Audrey Borowski (DPhil History, 2016) has co-edited a special issue of Intellectual History Review containing the output of the ‘Universal Histories’ seminar series which took place at Queen’s College from January – March 2020. In a series of articles the issue explores the variety and complexity of the genre of ‘universal history’.
Universal history as an historiographical genre can trace its origins back to the Greek historian Polybius, but it is associated primarily with the late seventeenth and eighteenth centuries and reflects the desire to account for the complexity of human history in a rational and systematic manner. Paradoxically, it became a historiographical preoccupation just as its practice became increasingly problematic, owing to such factors as religious conflicts, increasing secularism, scepticism about the universalist claims of reason, and growing geographical and cultural knowledge (especially of non-Western cultures) through exploration, trade, and colonialization.
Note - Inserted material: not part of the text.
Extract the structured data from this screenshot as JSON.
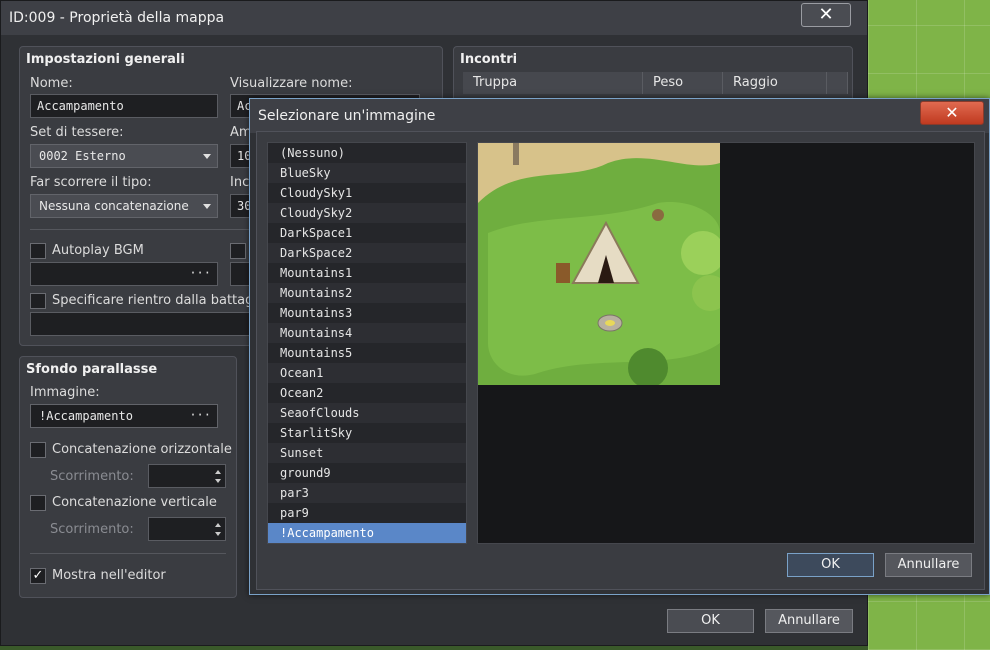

The assumption that history could be theorised holistically, as if from a privileged vantage point outside it, had to contend with evidence of the contingency of events and the diversity of human cultures and habits. As a genre, universal history has its own history, and a principal aim of this special issue of I.H.R. is to explore some of the variety and complexity of that history. Representing a range of nationalities, disciplinary formations, and research areas, the contributors address questions of form and content, method and aims, explicit and implicit assumptions of selected universal histories.